Against a more delicate global economic background, the Bank projects Canada’s GDP growth at 1.9% in 2019, and revised down its longer term forecasts to 1.7% in 2020 and 1.8% in 2021. It also expects inflation to track close to 2% over the projection horizon.
Canada’s 5-year bond yield (which leads fixed mortgage rates) plummeted more than 16 bps over the day to 1.46%, as investors priced in the greater chance of a forthcoming rate cut.
Timing of a BoC Rate Cut
Odds rose to about a third that the Bank’s first rate cut in over a year could come as early as next month.
“While an interest rate cut at the next meeting in December is clearly not a foregone conclusion, all this suggests that the Bank is heading in that direction and the chance of an interest rate cut in December will rise if the data deteriorate as we expect,” noted Stephen Brown, chief economist at Capital Economics.
Most economists, however, think a cut early in the new year is still more likely at this point.
“Rate cuts are most definitely on the table,” wrote Brian DePratto, Senior Economist TD. “…the path to a rate cut is clear, and they’ve shared the map with markets, but they have not yet chosen to walk down it. Barring a marked improvement in the global backdrop, we expect Poloz to put on his walking shoes in early 2020.”
Douglas Porter, BMO’s Chief Economist, added: “The Bank of Canada appears to have a bias to cut rates, and we may be just one more serious global trade accident away from them acting on that bias.”
U.S. Fed Delivers Third Rate Cut This Year
Meanwhile south of the border, the U.S. Fed announced its third quarter-point rate cut this year, bringing rates to a range of 1.50–1.75%. This is the first time since 2016 that the lower bound of that range has fallen below the BoC’s target rate.
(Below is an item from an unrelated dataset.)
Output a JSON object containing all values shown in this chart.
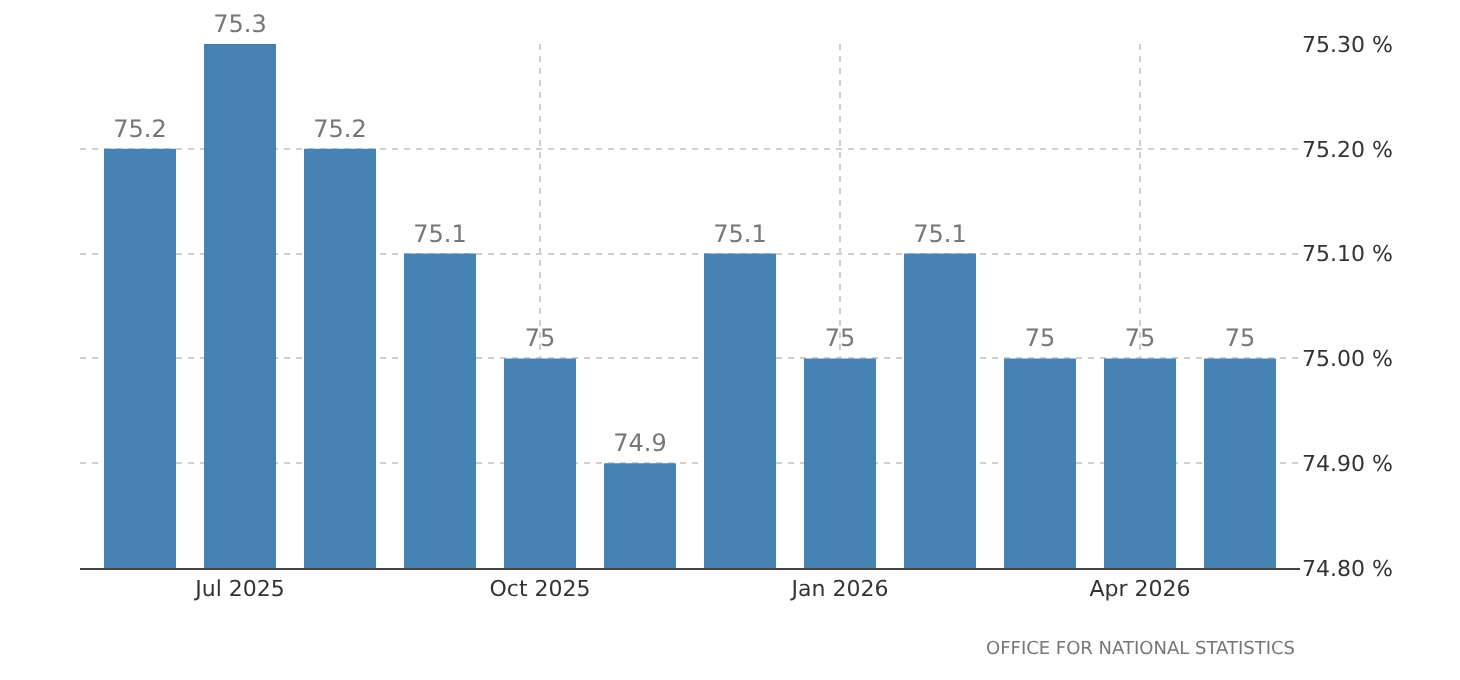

“Domestically, everything looks super good,” Queen’s University economics professor told the Financial Post. “The elephant in the room is the divergence of the Bank of Canada and the rest of the world.”
Indeed, the BoC is now left with the highest policy interest rate among the world’s largest economies.
However, with the Fed changing key wording in today’s statement, it has signalled a likely pause in any further easing, unless conditions deteriorate “materially.”
“The committee pared back its forward guidance, no longer saying it will ‘act as appropriate to sustain the expansion,'” RBC senior economist Josh Nye wrote in a research note. “Uncertainties about the outlook remain, but at this stage it looks like the Fed has delivered its mid-cycle insurance cuts and will move to the sidelines.”
This should afford the Bank of Canada some time to further weigh conditions and eventually start to narrow the rate gap.
OIS markets are currently pricing in a 26.5% chance of a cut at the December 4 BoC meeting, and a 46% chance by January.